Surtout, les grands vautours sont pressés. L’Humanité de mercredi dernier a montré comment une note du fonds nord-américain BlackRock propose de s’occuper directement de l’argent de l’épargne populaire et des retraites. Ce fonds est déjà au capital de plusieurs entreprises françaises. Le pouvoir macroniste c’est la vente de la France, ses entreprises, l’épargne des travailleurs, les fonds de solidarité aux marchés financiers et à l’étranger. Le macronisme, c’est la finance qui s’empare de nos vies.

Tout ceci se fait dans un incroyable flot de mensonges gouvernementaux, à tel point que ceux-là mêmes qui ont suggéré l’idée d’un projet de retraites à points dont M. Antoine Bozio, maitre de conférence à l’École des hautes études en sciences sociales et directeur de l’Institut des politiques publiques a considéré que le projet exposé par le Premier ministre donne une « impression de formidable gâchis ». Il confirme le flou des propositions et montre que l’objectif est bien de réduire la dépense publique.

Parmi ces tombereaux de mensonges, retenons-en quelques-uns.

- D’abord, j’invite la parlementaire macroniste excitée qui m’insulte un peu partout et qui a déversé sa bille sur une télévision et sur les réseaux sociaux à relire son programme. Oui, le président de la République s’était engagé à ne pas baisser les pensions et à ne pas reculer l’âge de la retraite, voici le texte de son programme : « Nous ne toucherons pas à l’âge de départ à la retraite, ni au niveau des pensions ». Aujourd’hui, il veut de force reculer l’âge de départ réel à 64 ans et cet âge reculera au fur et à mesure des années. Il fait bien référence dans ce programme à « un système universel avec des règles commune de calcul des pensions sera progressivement mis en place ». Mais ceci ne dit strictement rien de la nature dudit « système universel ». Il en existe plusieurs versions dont des versions progressistes.

- La retraite à 1000€ pour tous, à commencer par les paysans. D’abord dire que vivre avec 1000 € est un « progrès social » est totalement honteux. Rappelons que cette même promesse existe dans une loi de 2003 (dans une loi promue par le même M. Delevoye alors ministre) qui devait être mise en application en 2009. Aujourd’hui, le minimum est 980€, ce serait donc un plus de 20€. Mais il y a pire ; la condition est « une carrière complète au smic ». Plus de 22% des paysans aujourd’hui vivent avec moins de 1041€ mensuels.

- Les précaires : ce que cache le pouvoir c’est que SEULES les périodes de chômage indemnisées serait pris en compte ; Ceci induit que la retraite est bien indexé sur les dernières modifications des régimes de l’assurance-chômage imposées par le gouvernement. Celui-ci va faire perdre l’indemnité chômage à des centaines de milliers de précaires et fera donc aussi baisser leur niveau de pension.

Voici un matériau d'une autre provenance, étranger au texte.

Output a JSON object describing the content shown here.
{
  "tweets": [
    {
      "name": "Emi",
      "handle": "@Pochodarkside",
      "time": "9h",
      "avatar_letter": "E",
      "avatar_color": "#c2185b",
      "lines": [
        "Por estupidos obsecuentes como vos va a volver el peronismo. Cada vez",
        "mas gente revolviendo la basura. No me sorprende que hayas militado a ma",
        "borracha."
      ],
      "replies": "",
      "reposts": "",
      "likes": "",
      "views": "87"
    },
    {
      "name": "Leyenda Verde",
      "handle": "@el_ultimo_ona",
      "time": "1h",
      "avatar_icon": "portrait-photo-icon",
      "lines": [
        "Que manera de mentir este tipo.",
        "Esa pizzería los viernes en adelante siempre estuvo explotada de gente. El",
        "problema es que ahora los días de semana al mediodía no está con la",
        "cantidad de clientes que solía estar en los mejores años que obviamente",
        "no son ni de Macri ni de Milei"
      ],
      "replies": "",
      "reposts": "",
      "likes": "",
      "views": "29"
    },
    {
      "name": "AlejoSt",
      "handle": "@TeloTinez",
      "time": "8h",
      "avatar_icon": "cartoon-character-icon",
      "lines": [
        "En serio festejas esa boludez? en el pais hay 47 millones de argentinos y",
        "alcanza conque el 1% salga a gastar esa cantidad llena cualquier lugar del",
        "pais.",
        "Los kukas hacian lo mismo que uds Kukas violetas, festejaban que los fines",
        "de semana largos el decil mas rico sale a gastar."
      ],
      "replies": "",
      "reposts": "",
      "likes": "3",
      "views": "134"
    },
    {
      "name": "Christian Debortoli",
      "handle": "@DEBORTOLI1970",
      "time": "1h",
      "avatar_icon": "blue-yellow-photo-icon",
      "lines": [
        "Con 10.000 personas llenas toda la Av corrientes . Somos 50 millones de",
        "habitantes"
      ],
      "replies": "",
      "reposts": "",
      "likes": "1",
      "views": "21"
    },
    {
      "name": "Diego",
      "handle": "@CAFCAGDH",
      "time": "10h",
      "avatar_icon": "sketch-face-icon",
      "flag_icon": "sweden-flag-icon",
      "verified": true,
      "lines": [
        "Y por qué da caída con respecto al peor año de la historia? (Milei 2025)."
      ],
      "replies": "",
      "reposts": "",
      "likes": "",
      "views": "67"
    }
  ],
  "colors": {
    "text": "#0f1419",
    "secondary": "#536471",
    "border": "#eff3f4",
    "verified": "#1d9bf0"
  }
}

- Les organisations syndicales vont gérer le nouveau système : En fait, ils devront le gérer dans le cadre de la trajectoire budgétaire (austéritaire) qu’imposeraient le pouvoir et les institutions européennes. Ajoutons que, par avance, on organise le déficit puisque au-delà de 120 000€ de revenus annuels la cotisation sera de … 2 ,8%. Ces hauts revenus sont donc exonérés de l’effort commun pour diriger leurs moyens vers les fonds de pension.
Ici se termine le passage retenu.